After spending time and energy completing work for a client, there’s no better feeling than getting paid. But, as a new business, you likely have very little experience in professional invoicing. How do you create an invoice? What should be included on an invoice? There are many questions that can be bumps in the invoicing road.
An ineffective and confusing invoicing process can lead to late payments, which can put you in a financial bind. Thankfully by following proper invoicing etiquette, you can develop and maintain professional communication with your clients, which builds trust and confidence in your company.
Keep reading to learn the invoice etiquette rules you’ll need to follow as a new business owner.
Use an Automated Invoicing Process
One of the first steps to take when it comes to invoicing is to automate the process as much as possible. There are all sorts of tools that make invoicing faster, more accurate, and more efficient for business owners. By using an automated solution for creating invoices for businesses, you can follow a consistent process.
Consistency is crucial when invoicing clients. With a consistent process, clients know what to expect when they receive invoices from your company. When choosing an invoicing program, find one that allows you to create custom invoices so that you can extend your brand. Including a logo and business colors on an invoice increases brand recognition.
Always Include Contact Information
No matter if you’re sending the first invoice to a new client or are invoicing a client that you’ve worked with for years, you must always include your company’s contact information on the invoice. All invoices should include:
- Company name
- Company address
- Contact number
- Email address
- Fax number
By providing this information, clients have the information they need if there are any concerns or questions about an invoice.
When sending invoices to clients, details are a must. You should never send an invoice to a client that only lists the lump sum of what is owed to you. Sending such a bare invoice is likely to cause confusion and plenty of questions.
A professional and effective invoice must have line item descriptions for all of the services you provided, to include quantity, rate, and sub-total as applicable. For example, if you work for a marketing company your invoice may look something like:
|10 Facebook posts||$2 per post||Total: $20|
|Site content (500 words)||$0.06 per word||Total: $30|
|Logo creation||$50||Total: $50|
After providing line item descriptions for each good or service you provided, you’ll want to include a total amount due. Using the sample invoice above, the total cost due for all goods and services would be $100. Ensure this number is bold and obvious on the invoice.
Follow Set Terms & Policies
Invoices shouldn’t be a surprise for a client. When you send a bill, the client should have an idea of how much the invoice total payment due will be along with a timeframe as to when the invoice should be paid. These are details that should be ironed out and agreed upon when you first negotiated with the client.

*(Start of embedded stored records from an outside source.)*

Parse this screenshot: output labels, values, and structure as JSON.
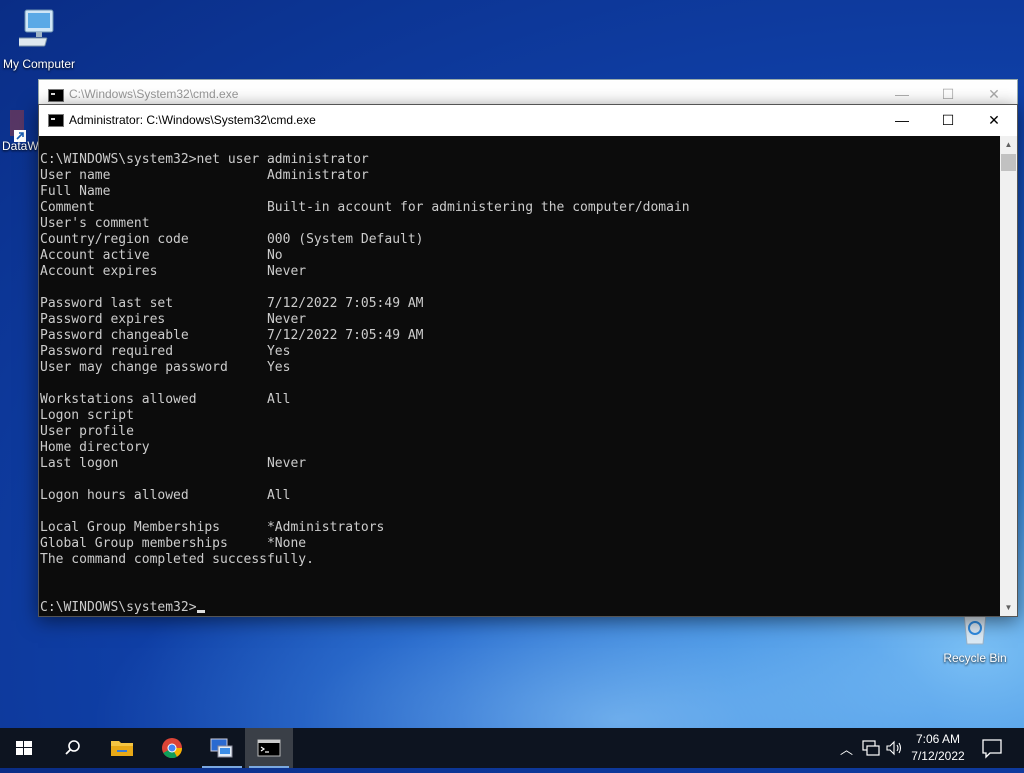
{
  "desktop": {
    "icons": [
      {
        "label": "My Computer"
      },
      {
        "label": "DataW"
      },
      {
        "label": "Recycle Bin"
      }
    ]
  },
  "back_window": {
    "title": "C:\\Windows\\System32\\cmd.exe"
  },
  "front_window": {
    "title": "Administrator: C:\\Windows\\System32\\cmd.exe",
    "controls": {
      "minimize": "—",
      "maximize": "☐",
      "close": "✕"
    }
  },
  "console": {
    "lines": [
      "C:\\WINDOWS\\system32>net user administrator",
      "User name                    Administrator",
      "Full Name",
      "Comment                      Built-in account for administering the computer/domain",
      "User's comment",
      "Country/region code          000 (System Default)",
      "Account active               No",
      "Account expires              Never",
      "",
      "Password last set            7/12/2022 7:05:49 AM",
      "Password expires             Never",
      "Password changeable          7/12/2022 7:05:49 AM",
      "Password required            Yes",
      "User may change password     Yes",
      "",
      "Workstations allowed         All",
      "Logon script",
      "User profile",
      "Home directory",
      "Last logon                   Never",
      "",
      "Logon hours allowed          All",
      "",
      "Local Group Memberships      *Administrators",
      "Global Group memberships     *None",
      "The command completed successfully.",
      "",
      ""
    ],
    "prompt": "C:\\WINDOWS\\system32>"
  },
  "taskbar": {
    "clock_time": "7:06 AM",
    "clock_date": "7/12/2022"
  }
}
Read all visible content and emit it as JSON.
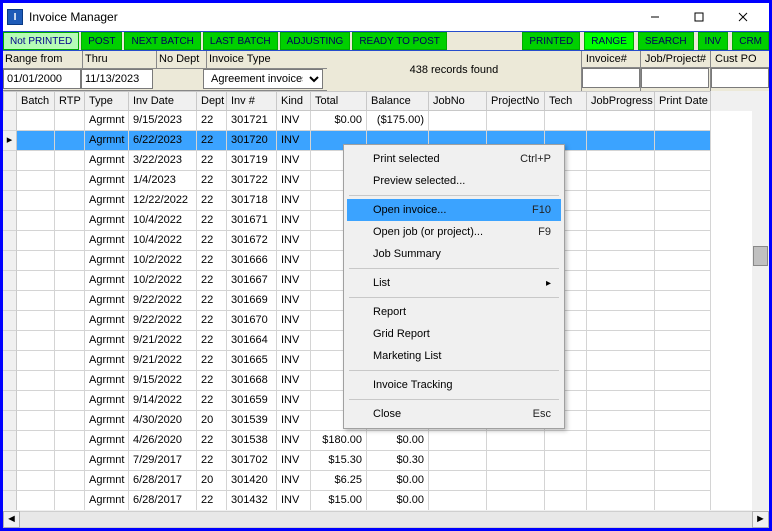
{
  "window": {
    "title": "Invoice Manager"
  },
  "toolbar": {
    "not_printed": "Not PRINTED",
    "post": "POST",
    "next_batch": "NEXT BATCH",
    "last_batch": "LAST BATCH",
    "adjusting": "ADJUSTING",
    "ready_to_post": "READY TO POST",
    "printed": "PRINTED",
    "range": "RANGE",
    "search": "SEARCH",
    "inv": "INV",
    "crm": "CRM"
  },
  "filters": {
    "range_from_lbl": "Range from",
    "range_from_val": "01/01/2000",
    "thru_lbl": "Thru",
    "thru_val": "11/13/2023",
    "nodept_lbl": "No Dept",
    "invoice_type_lbl": "Invoice Type",
    "invoice_type_val": "Agreement invoices",
    "records_found": "438 records found",
    "invoice_no_lbl": "Invoice#",
    "jobproj_lbl": "Job/Project#",
    "custpo_lbl": "Cust PO"
  },
  "columns": {
    "batch": "Batch",
    "rtp": "RTP",
    "type": "Type",
    "invdate": "Inv Date",
    "dept": "Dept",
    "invnum": "Inv #",
    "kind": "Kind",
    "total": "Total",
    "balance": "Balance",
    "jobno": "JobNo",
    "projno": "ProjectNo",
    "tech": "Tech",
    "jobprog": "JobProgress",
    "printdate": "Print Date"
  },
  "rows": [
    {
      "type": "Agrmnt",
      "date": "9/15/2023",
      "dept": "22",
      "num": "301721",
      "kind": "INV",
      "total": "$0.00",
      "balance": "($175.00)"
    },
    {
      "type": "Agrmnt",
      "date": "6/22/2023",
      "dept": "22",
      "num": "301720",
      "kind": "INV",
      "total": "",
      "balance": "",
      "selected": true,
      "current": true
    },
    {
      "type": "Agrmnt",
      "date": "3/22/2023",
      "dept": "22",
      "num": "301719",
      "kind": "INV"
    },
    {
      "type": "Agrmnt",
      "date": "1/4/2023",
      "dept": "22",
      "num": "301722",
      "kind": "INV"
    },
    {
      "type": "Agrmnt",
      "date": "12/22/2022",
      "dept": "22",
      "num": "301718",
      "kind": "INV"
    },
    {
      "type": "Agrmnt",
      "date": "10/4/2022",
      "dept": "22",
      "num": "301671",
      "kind": "INV"
    },
    {
      "type": "Agrmnt",
      "date": "10/4/2022",
      "dept": "22",
      "num": "301672",
      "kind": "INV"
    },
    {
      "type": "Agrmnt",
      "date": "10/2/2022",
      "dept": "22",
      "num": "301666",
      "kind": "INV"
    },
    {
      "type": "Agrmnt",
      "date": "10/2/2022",
      "dept": "22",
      "num": "301667",
      "kind": "INV"
    },
    {
      "type": "Agrmnt",
      "date": "9/22/2022",
      "dept": "22",
      "num": "301669",
      "kind": "INV"
    },
    {
      "type": "Agrmnt",
      "date": "9/22/2022",
      "dept": "22",
      "num": "301670",
      "kind": "INV"
    },
    {
      "type": "Agrmnt",
      "date": "9/21/2022",
      "dept": "22",
      "num": "301664",
      "kind": "INV"
    },
    {
      "type": "Agrmnt",
      "date": "9/21/2022",
      "dept": "22",
      "num": "301665",
      "kind": "INV"
    },
    {
      "type": "Agrmnt",
      "date": "9/15/2022",
      "dept": "22",
      "num": "301668",
      "kind": "INV"
    },
    {
      "type": "Agrmnt",
      "date": "9/14/2022",
      "dept": "22",
      "num": "301659",
      "kind": "INV"
    },
    {
      "type": "Agrmnt",
      "date": "4/30/2020",
      "dept": "20",
      "num": "301539",
      "kind": "INV"
    },
    {
      "type": "Agrmnt",
      "date": "4/26/2020",
      "dept": "22",
      "num": "301538",
      "kind": "INV",
      "total": "$180.00",
      "balance": "$0.00"
    },
    {
      "type": "Agrmnt",
      "date": "7/29/2017",
      "dept": "22",
      "num": "301702",
      "kind": "INV",
      "total": "$15.30",
      "balance": "$0.30"
    },
    {
      "type": "Agrmnt",
      "date": "6/28/2017",
      "dept": "20",
      "num": "301420",
      "kind": "INV",
      "total": "$6.25",
      "balance": "$0.00"
    },
    {
      "type": "Agrmnt",
      "date": "6/28/2017",
      "dept": "22",
      "num": "301432",
      "kind": "INV",
      "total": "$15.00",
      "balance": "$0.00"
    }
  ],
  "context_menu": {
    "print_selected": "Print selected",
    "print_sc": "Ctrl+P",
    "preview_selected": "Preview selected...",
    "open_invoice": "Open invoice...",
    "open_invoice_sc": "F10",
    "open_job": "Open job (or project)...",
    "open_job_sc": "F9",
    "job_summary": "Job Summary",
    "list": "List",
    "report": "Report",
    "grid_report": "Grid Report",
    "marketing_list": "Marketing List",
    "invoice_tracking": "Invoice Tracking",
    "close": "Close",
    "close_sc": "Esc"
  }
}
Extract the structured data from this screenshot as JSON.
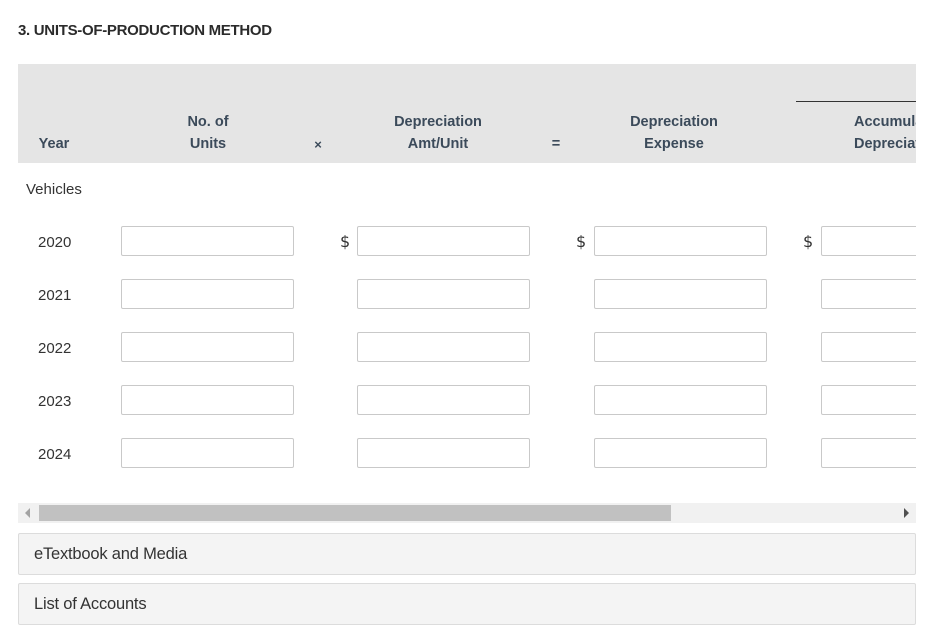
{
  "section_title": "3. UNITS-OF-PRODUCTION METHOD",
  "table": {
    "headers": {
      "year": "Year",
      "units_line1": "No. of",
      "units_line2": "Units",
      "times": "×",
      "rate_line1": "Depreciation",
      "rate_line2": "Amt/Unit",
      "equals": "=",
      "expense_line1": "Depreciation",
      "expense_line2": "Expense",
      "accum_line1": "Accumulated",
      "accum_line2": "Depreciation"
    },
    "group_label": "Vehicles",
    "currency_symbol": "$",
    "rows": [
      {
        "year": "2020",
        "units": "",
        "rate": "",
        "expense": "",
        "accum": ""
      },
      {
        "year": "2021",
        "units": "",
        "rate": "",
        "expense": "",
        "accum": ""
      },
      {
        "year": "2022",
        "units": "",
        "rate": "",
        "expense": "",
        "accum": ""
      },
      {
        "year": "2023",
        "units": "",
        "rate": "",
        "expense": "",
        "accum": ""
      },
      {
        "year": "2024",
        "units": "",
        "rate": "",
        "expense": "",
        "accum": ""
      }
    ]
  },
  "scrollbar": {
    "thumb_fraction": 0.7,
    "position_fraction": 0.0
  },
  "panels": {
    "etextbook": "eTextbook and Media",
    "accounts": "List of Accounts"
  }
}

For example, if you and the client agreed upon a 34-day payment window but this month you require payment upon invoice receipt, your client is likely to be confused and feel rushed. Never surprise clients with fluctuating due dates as this can cause accounting problems on their end.
It’s also important to stay consistent when it comes to taxes. If for some reason you stop or start charging taxes on an invoice, give your client a heads up so that they can prepare ahead of time.
Communicating any invoice changes with your client minimizes confusion and shows that your company is professional and considerate.
Mind Your Manners
At the end of the day, clients are moneymakers for your business, but most importantly, they’re humans. When sending an invoice to a client, it pays to include words such as “please” and “thank you.” Ask clients to “please pay the attached invoice by X date” and always add a “we’re thankful for your business” at the end of the message.
If a client has not responded to an invoice or is late paying it, avoid rash emails. Instead, be polite and simply remind a client that payment is coming due soon or that their payment is late.
Being polite is a great way to strengthen existing client relationships while establishing new ones. Having solid relationships with clients increases the chance of being paid well before the invoice due date.
Following proper invoice, etiquette is crucial in ensuring that you get paid on time. By following these tips and tricks, you can build professional and trusted relationships with all of your clients while also increasing invoicing efficiencies.